Alimenty
Alimenty (z łac.: alimentum - pokarm, od alere - karmić, żywić) - regularne, obligatoryjne świadczenia na rzecz osób fizycznych, do których zobowiązywane są inne osoby fizyczne.
Spis treści
Wybitni świadczeniodawcy
Ludwik Dorn
Jarosław Kaczyński nie ustaje w walce o zachowanie wysokich standardów moralnych nie tylko w polityce, ale również w życiu prywatnym posłów:
- "Ludwik Dorn jest człowiekiem, który złamał pewne reguły gry w sposób drastyczny, no, łamie je niestety także w innych dziedzinach życia i to być może doprowadzi do dalszych konsekwencji" - w radiowych "Sygnałach Dnia" (24.09.2008)
Kaczyński dodał też, że "niegodziwością moralną" jest to, że Dorn wystąpił do sądu o zmniejszenie alimentów.

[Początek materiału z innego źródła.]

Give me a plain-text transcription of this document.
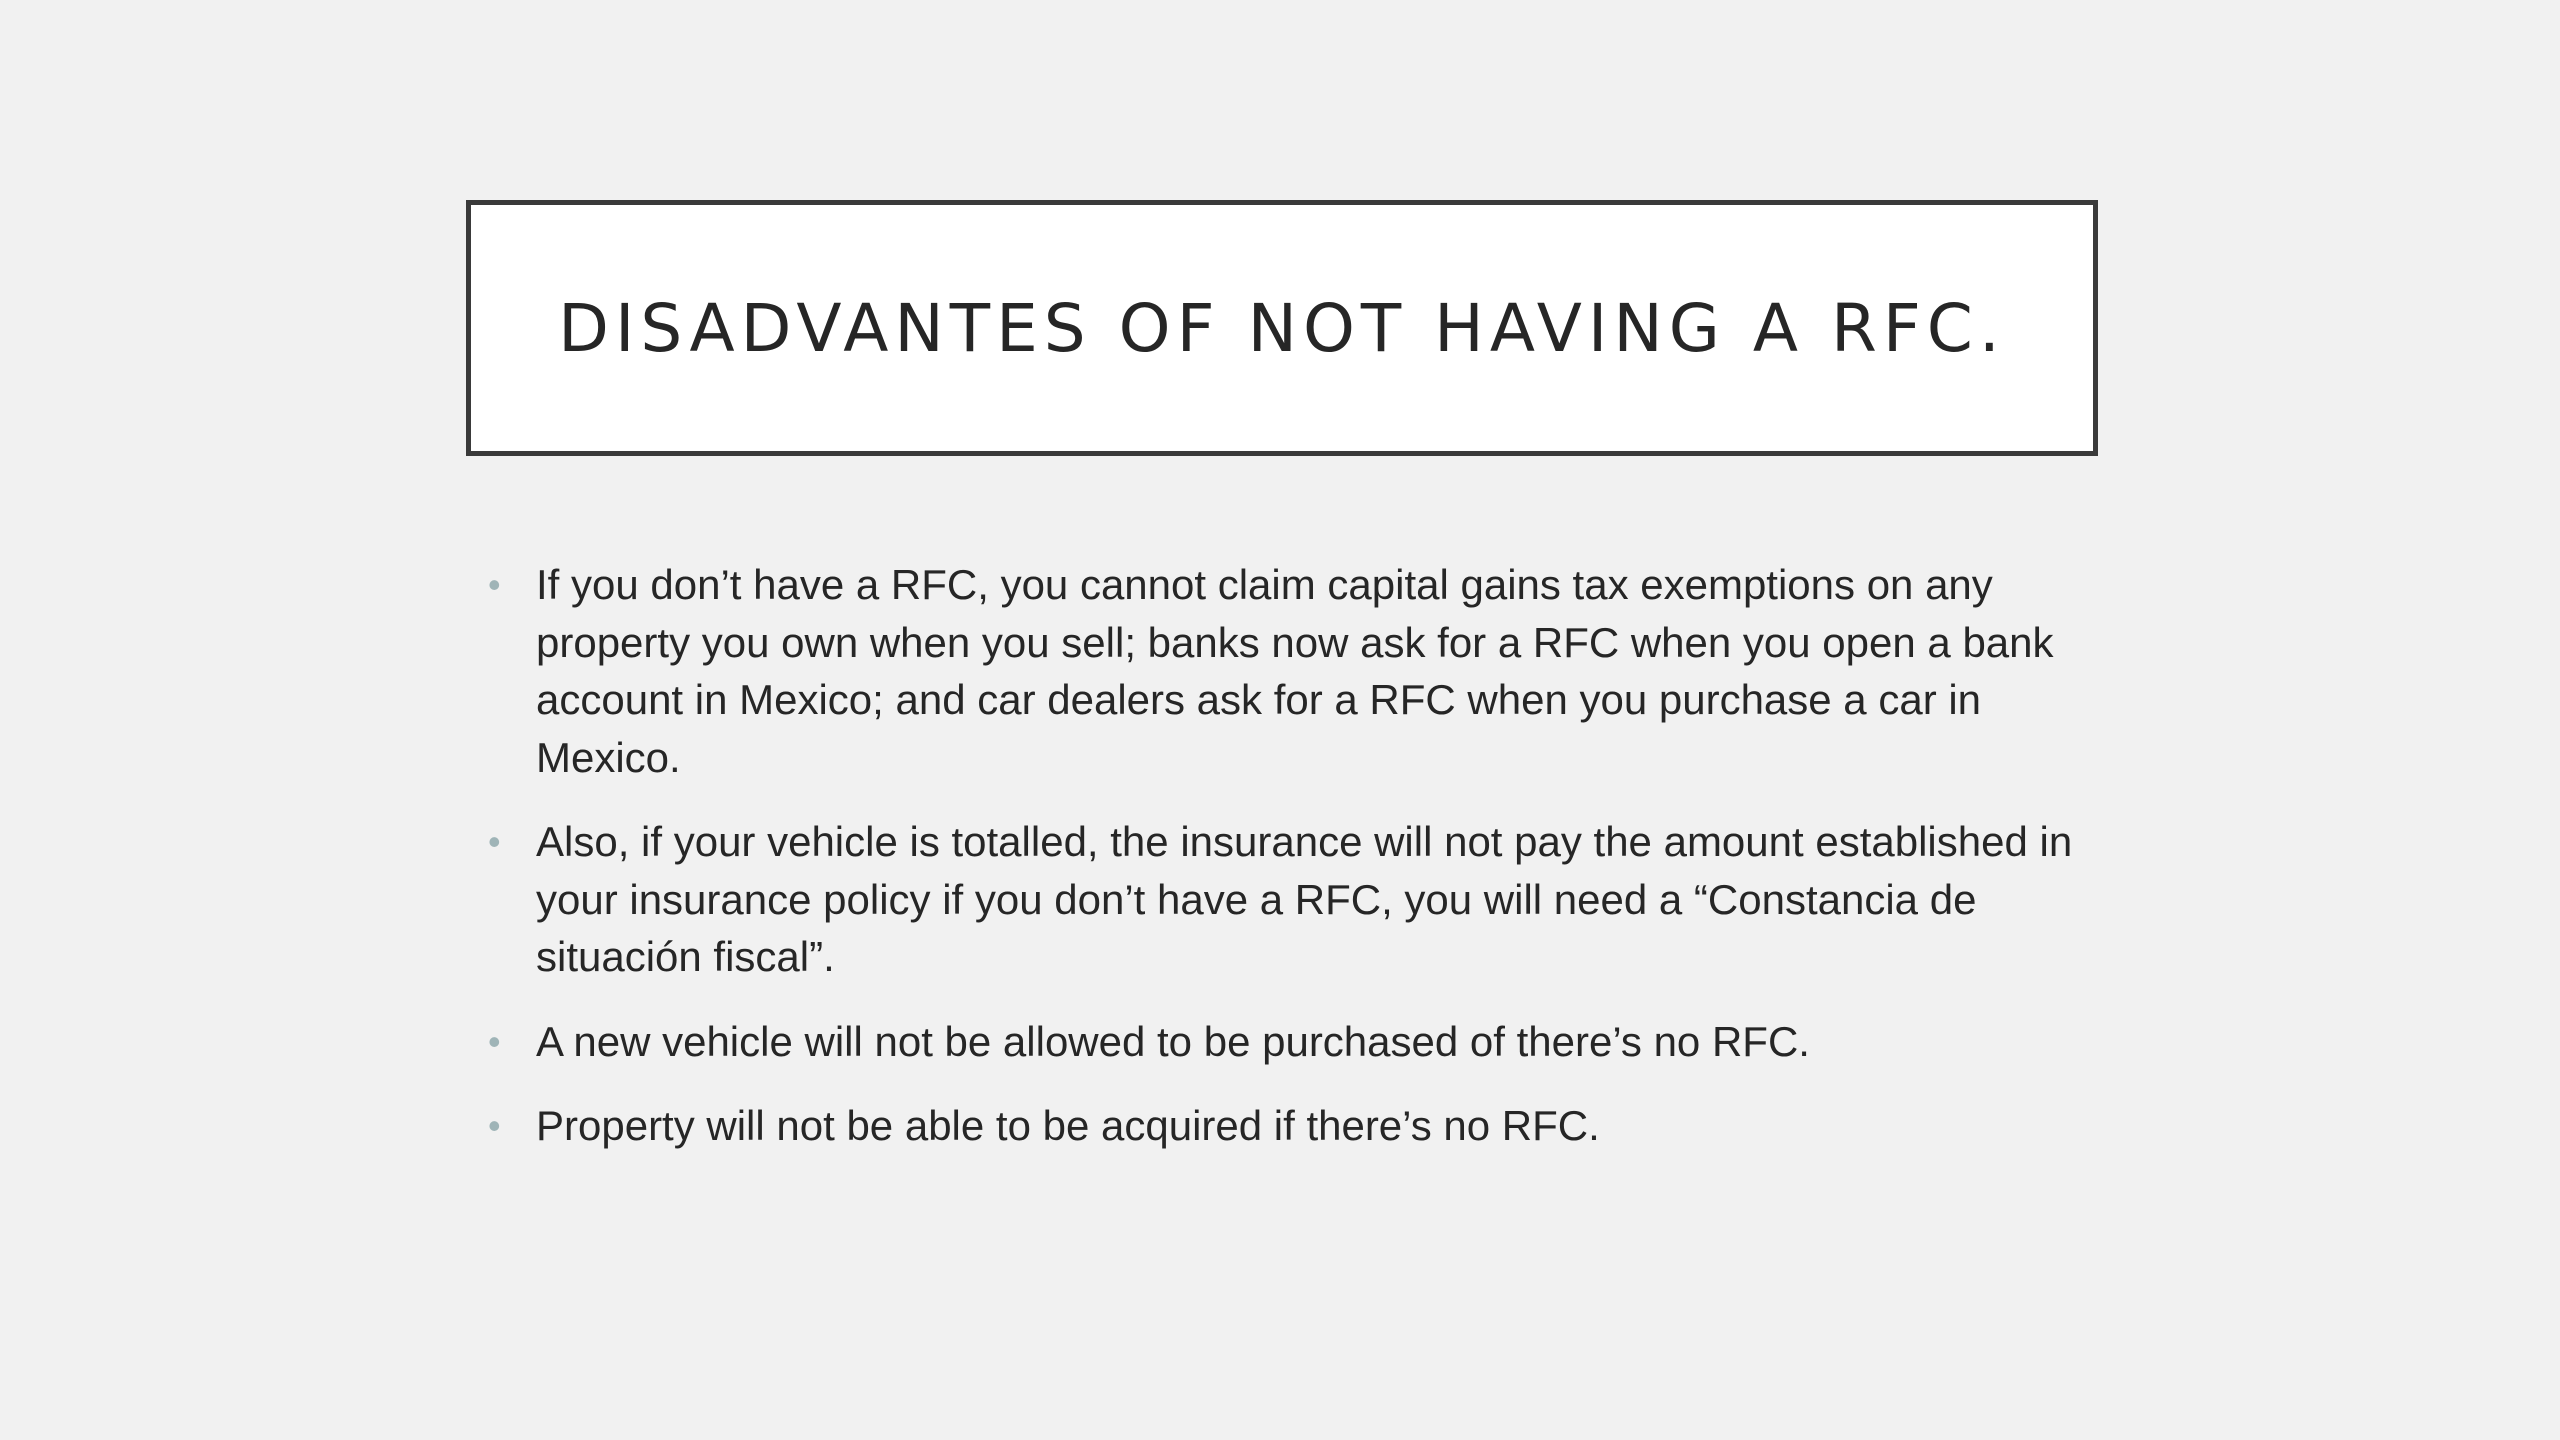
DISADVANTES OF NOT HAVING A RFC.
• If you don’t have a RFC, you cannot claim capital gains tax exemptions on any property you own when you sell; banks now ask for a RFC when you open a bank account in Mexico; and car dealers ask for a RFC when you purchase a car in Mexico.
• Also, if your vehicle is totalled, the insurance will not pay the amount established in your insurance policy if you don’t have a RFC, you will need a “Constancia de situación fiscal”.
• A new vehicle will not be allowed to be purchased of there’s no RFC.
• Property will not be able to be acquired if there’s no RFC.
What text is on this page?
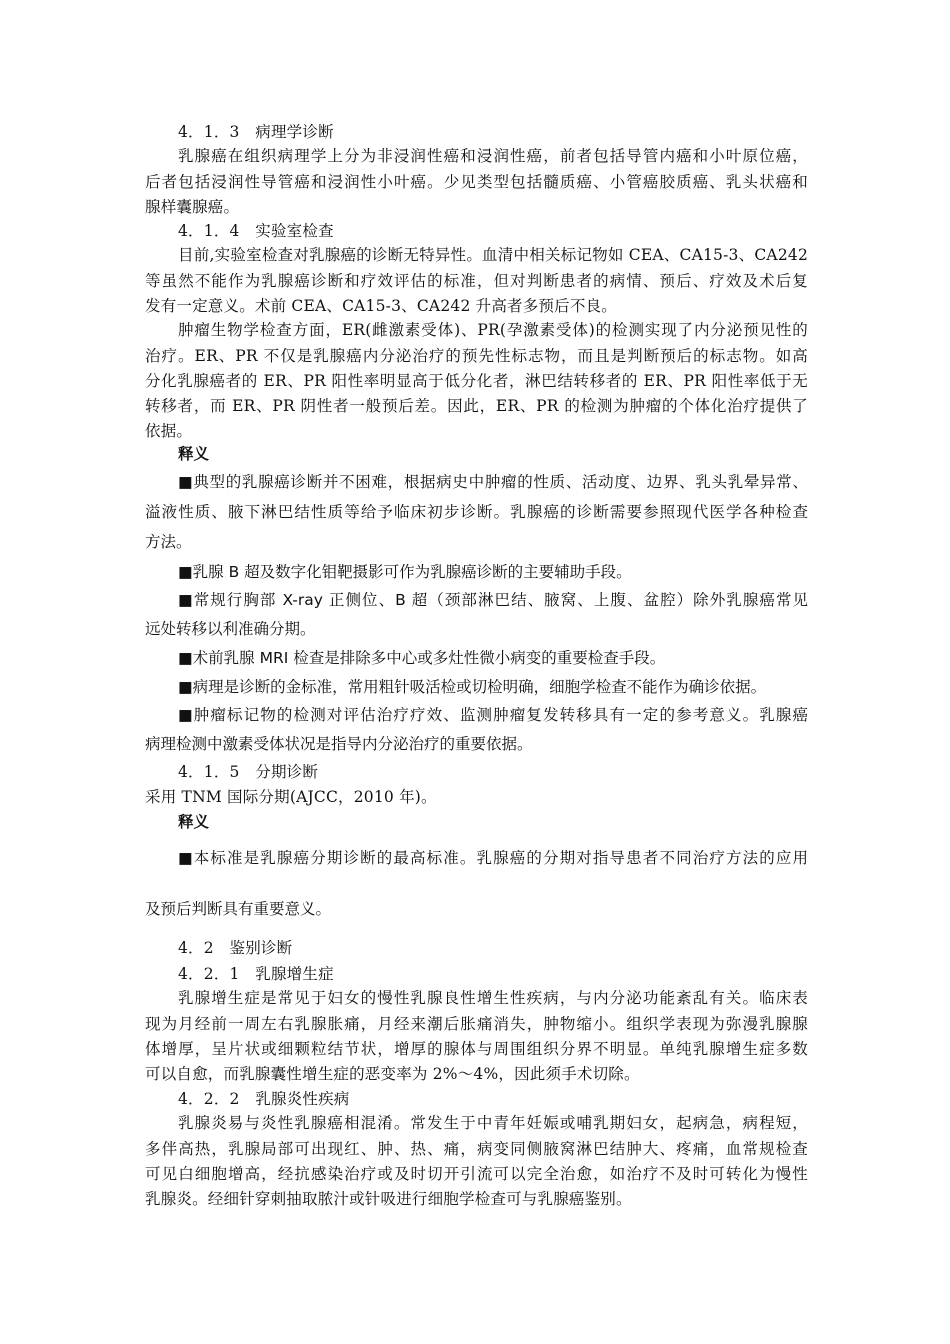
4．1．3　病理学诊断
乳腺癌在组织病理学上分为非浸润性癌和浸润性癌，前者包括导管内癌和小叶原位癌，
后者包括浸润性导管癌和浸润性小叶癌。少见类型包括髓质癌、小管癌胶质癌、乳头状癌和
腺样囊腺癌。
4．1．4　实验室检查
目前,实验室检查对乳腺癌的诊断无特异性。血清中相关标记物如 CEA、CA15-3、CA242
等虽然不能作为乳腺癌诊断和疗效评估的标准，但对判断患者的病情、预后、疗效及术后复
发有一定意义。术前 CEA、CA15-3、CA242 升高者多预后不良。
肿瘤生物学检查方面，ER(雌激素受体)、PR(孕激素受体)的检测实现了内分泌预见性的
治疗。ER、PR 不仅是乳腺癌内分泌治疗的预先性标志物，而且是判断预后的标志物。如高
分化乳腺癌者的 ER、PR 阳性率明显高于低分化者，淋巴结转移者的 ER、PR 阳性率低于无
转移者，而 ER、PR 阴性者一般预后差。因此，ER、PR 的检测为肿瘤的个体化治疗提供了
依据。
释义
■典型的乳腺癌诊断并不困难，根据病史中肿瘤的性质、活动度、边界、乳头乳晕异常、
溢液性质、腋下淋巴结性质等给予临床初步诊断。乳腺癌的诊断需要参照现代医学各种检查
方法。
■乳腺 B 超及数字化钼靶摄影可作为乳腺癌诊断的主要辅助手段。
■常规行胸部 X-ray 正侧位、B 超（颈部淋巴结、腋窝、上腹、盆腔）除外乳腺癌常见
远处转移以利准确分期。
■术前乳腺 MRI 检查是排除多中心或多灶性微小病变的重要检查手段。
■病理是诊断的金标准，常用粗针吸活检或切检明确，细胞学检查不能作为确诊依据。
■肿瘤标记物的检测对评估治疗疗效、监测肿瘤复发转移具有一定的参考意义。乳腺癌
病理检测中激素受体状况是指导内分泌治疗的重要依据。
4．1．5　分期诊断
采用 TNM 国际分期(AJCC，2010 年)。
释义
■本标准是乳腺癌分期诊断的最高标准。乳腺癌的分期对指导患者不同治疗方法的应用
及预后判断具有重要意义。
4．2　鉴别诊断
4．2．1　乳腺增生症
乳腺增生症是常见于妇女的慢性乳腺良性增生性疾病，与内分泌功能紊乱有关。临床表
现为月经前一周左右乳腺胀痛，月经来潮后胀痛消失，肿物缩小。组织学表现为弥漫乳腺腺
体增厚，呈片状或细颗粒结节状，增厚的腺体与周围组织分界不明显。单纯乳腺增生症多数
可以自愈，而乳腺囊性增生症的恶变率为 2%～4%，因此须手术切除。
4．2．2　乳腺炎性疾病
乳腺炎易与炎性乳腺癌相混淆。常发生于中青年妊娠或哺乳期妇女，起病急，病程短，
多伴高热，乳腺局部可出现红、肿、热、痛，病变同侧腋窝淋巴结肿大、疼痛，血常规检查
可见白细胞增高，经抗感染治疗或及时切开引流可以完全治愈，如治疗不及时可转化为慢性
乳腺炎。经细针穿刺抽取脓汁或针吸进行细胞学检查可与乳腺癌鉴别。
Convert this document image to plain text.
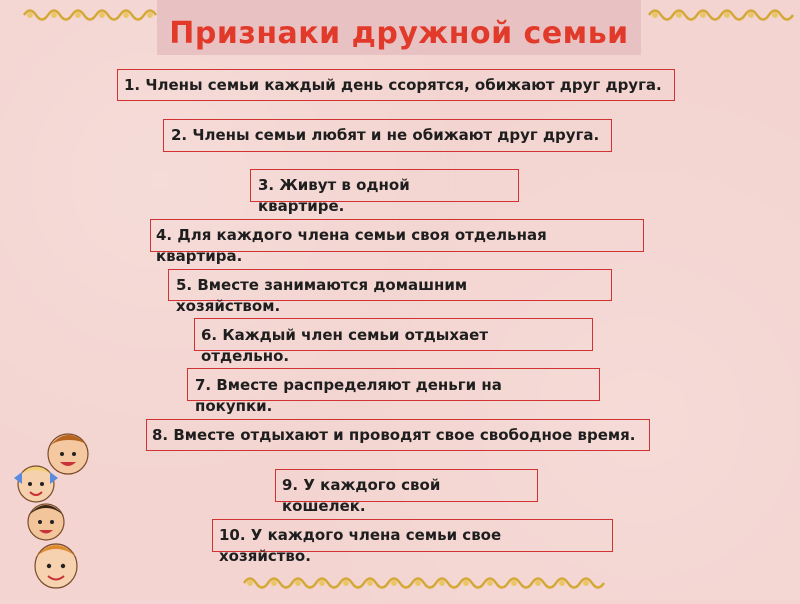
Признаки дружной семьи
1. Члены семьи каждый день ссорятся, обижают друг друга.
2. Члены семьи любят и не обижают друг друга.
3. Живут в одной квартире.
4. Для каждого члена семьи своя отдельная квартира.
5. Вместе занимаются домашним хозяйством.
6. Каждый член семьи отдыхает отдельно.
7. Вместе распределяют деньги на покупки.
8. Вместе отдыхают и проводят свое свободное время.
9. У каждого свой кошелек.
10. У каждого члена семьи свое хозяйство.
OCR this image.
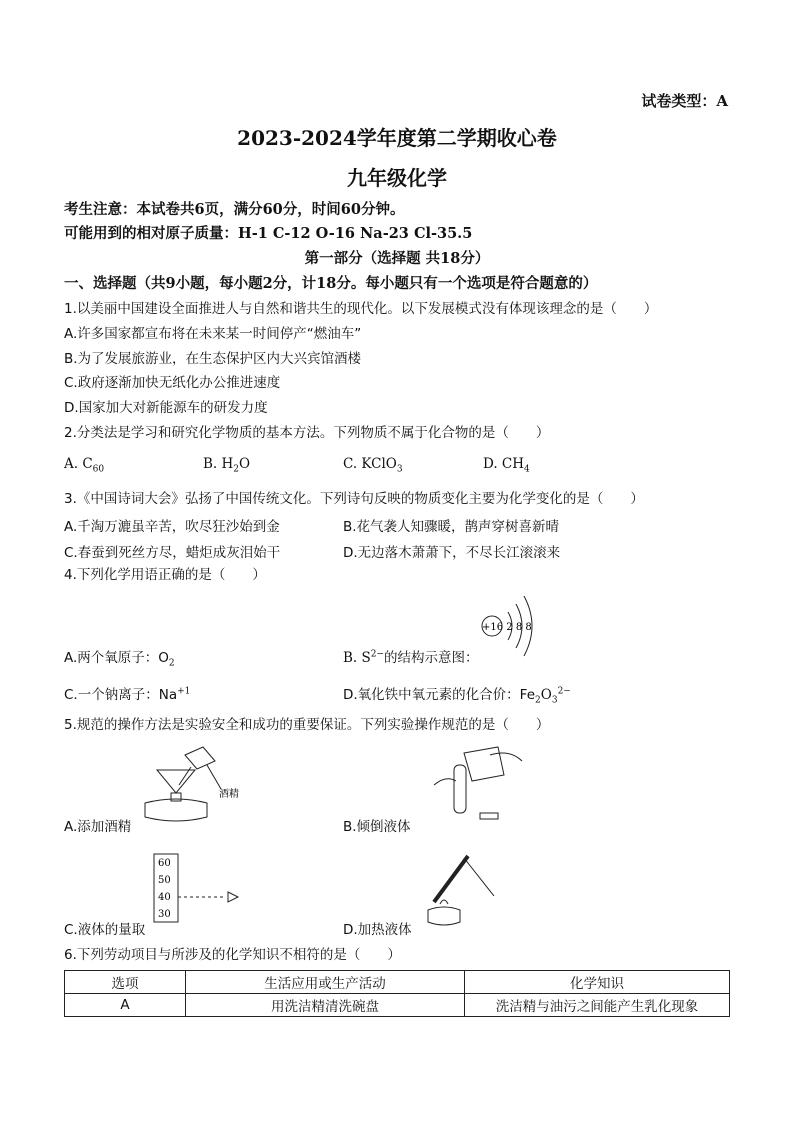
试卷类型：A
2023-2024学年度第二学期收心卷
九年级化学
考生注意：本试卷共6页，满分60分，时间60分钟。
可能用到的相对原子质量：H-1 C-12 O-16 Na-23 Cl-35.5
第一部分（选择题 共18分）
一、选择题（共9小题，每小题2分，计18分。每小题只有一个选项是符合题意的）
1.以美丽中国建设全面推进人与自然和谐共生的现代化。以下发展模式没有体现该理念的是（　　）
A.许多国家都宣布将在未来某一时间停产“燃油车”
B.为了发展旅游业，在生态保护区内大兴宾馆酒楼
C.政府逐渐加快无纸化办公推进速度
D.国家加大对新能源车的研发力度
2.分类法是学习和研究化学物质的基本方法。下列物质不属于化合物的是（　　）
A. $C_{60}$	B. $H_2O$	C. KClO$_3$	D. $CH_4$
3.《中国诗词大会》弘扬了中国传统文化。下列诗句反映的物质变化主要为化学变化的是（　　）
A.千淘万漉虽辛苦，吹尽狂沙始到金	B.花气袭人知骤暖，鹊声穿树喜新晴
C.春蚕到死丝方尽，蜡炬成灰泪始干	D.无边落木萧萧下，不尽长江滚滚来
4.下列化学用语正确的是（　　）
+16 2 8 8
A.两个氧原子：$O_2$	B. $S^{2-}$的结构示意图：
C.一个钠离子：$Na^{+1}$	D.氧化铁中氧元素的化合价：$Fe_2O_3^{2-}$
5.规范的操作方法是实验安全和成功的重要保证。下列实验操作规范的是（　　）
酒精
A.添加酒精	B.倾倒液体
60
50
40
30
C.液体的量取	D.加热液体
6.下列劳动项目与所涉及的化学知识不相符的是（　　）
选项	生活应用或生产活动	化学知识
A	用洗洁精清洗碗盘	洗洁精与油污之间能产生乳化现象
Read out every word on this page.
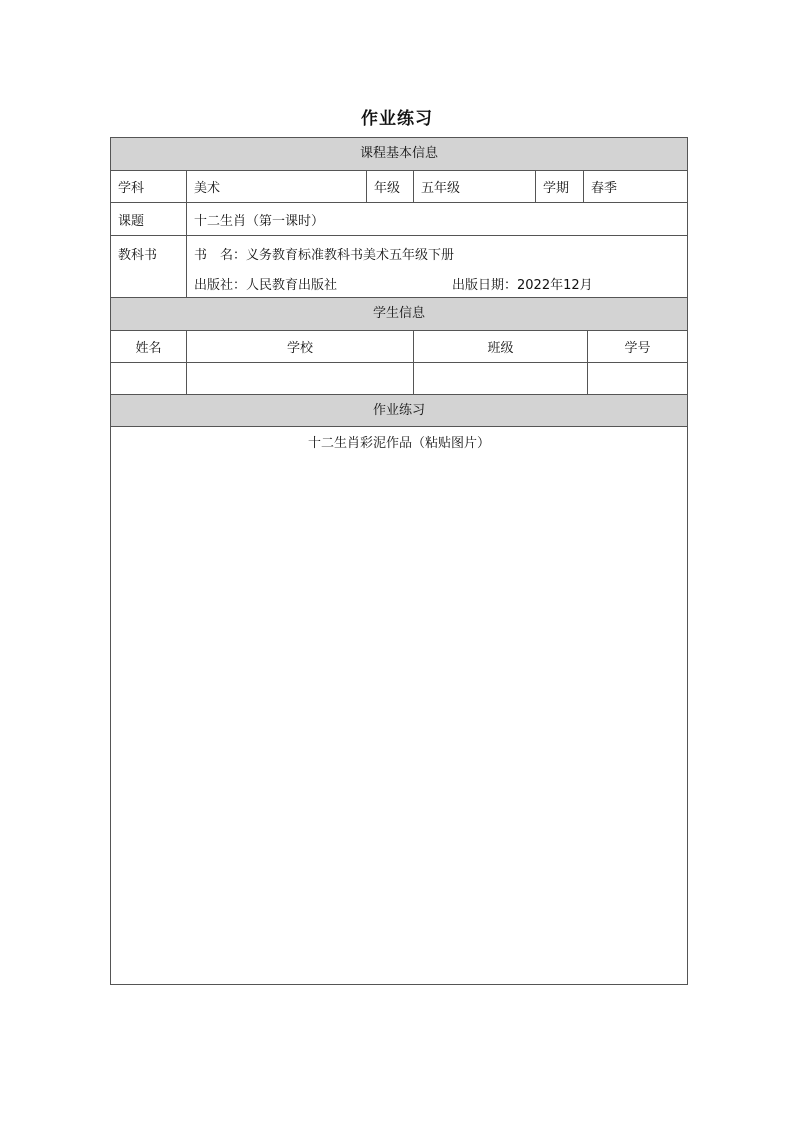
作业练习
课程基本信息
学科	美术	年级	五年级	学期	春季
课题	十二生肖（第一课时）
教科书	书　名：义务教育标准教科书美术五年级下册
出版社：人民教育出版社	出版日期：2022年12月
学生信息
姓名	学校	班级	学号
作业练习
十二生肖彩泥作品（粘贴图片）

Ten apel o zachowanie zasad przyzwoitości poparł Przemysław Edgar Gosiewski:
- "Polityk powinien przestrzegać wartości nie tylko podczas wystąpień z mównicy sejmowej. Wartości, także chrześcijańskich, warto przestrzegać we własnym życiu osobistym" - na konferencji prasowej w Sejmie (25.09.2008)
W dniu 24.09.2008 Ludwik Dorn wysłał list w sprawie alimentów do redaktora naczelnego finansowanej przez kapitał niemiecki wrogiej gazety "Dziennik" (niem.: "Der Dziennik"). Ten wściekły atak Dorna na Jarosława Kaczyńskiego błyskotliwie podsumował poseł Joachim Brudziński, jeden z gości "Siódmego Dnia Tygodnia" Radia Zet (28.09.2008):
- "Kaczyński wyrażając swoją opinię jako obywatel ma prawo krytycznie podejść do swojego przyjaciela, ma prawo krytyczną opinię wyrazić. Całą zadymę rozpętał zresztą sam zainteresowany, a nie Jarosław Kaczyński. Nie roztrząsajmy prywatnych relacji dwóch przyjaciół. [...] Dziennikarze biją tę pianę od kilku tygodni, zamiast informować o ważnych rzeczach. Proszę przyjąć do wiadomości - słowa prezesa Kaczyńskiego to była reakcja przyzwoitego człowieka, a nie element walki politycznej."
Przemysław Edgar Gosiewski
PEG ma dziecko z poprzedniego małżeństwa i też płaci alimenty. Tyle tylko że są one dużo niższe od tych, które płaci Ludwik Dorn. A była żona Gosiewskiego (i była posłanka PiS) Małgorzata Gosiewska, walczy w sądzie o ich zwiększenie.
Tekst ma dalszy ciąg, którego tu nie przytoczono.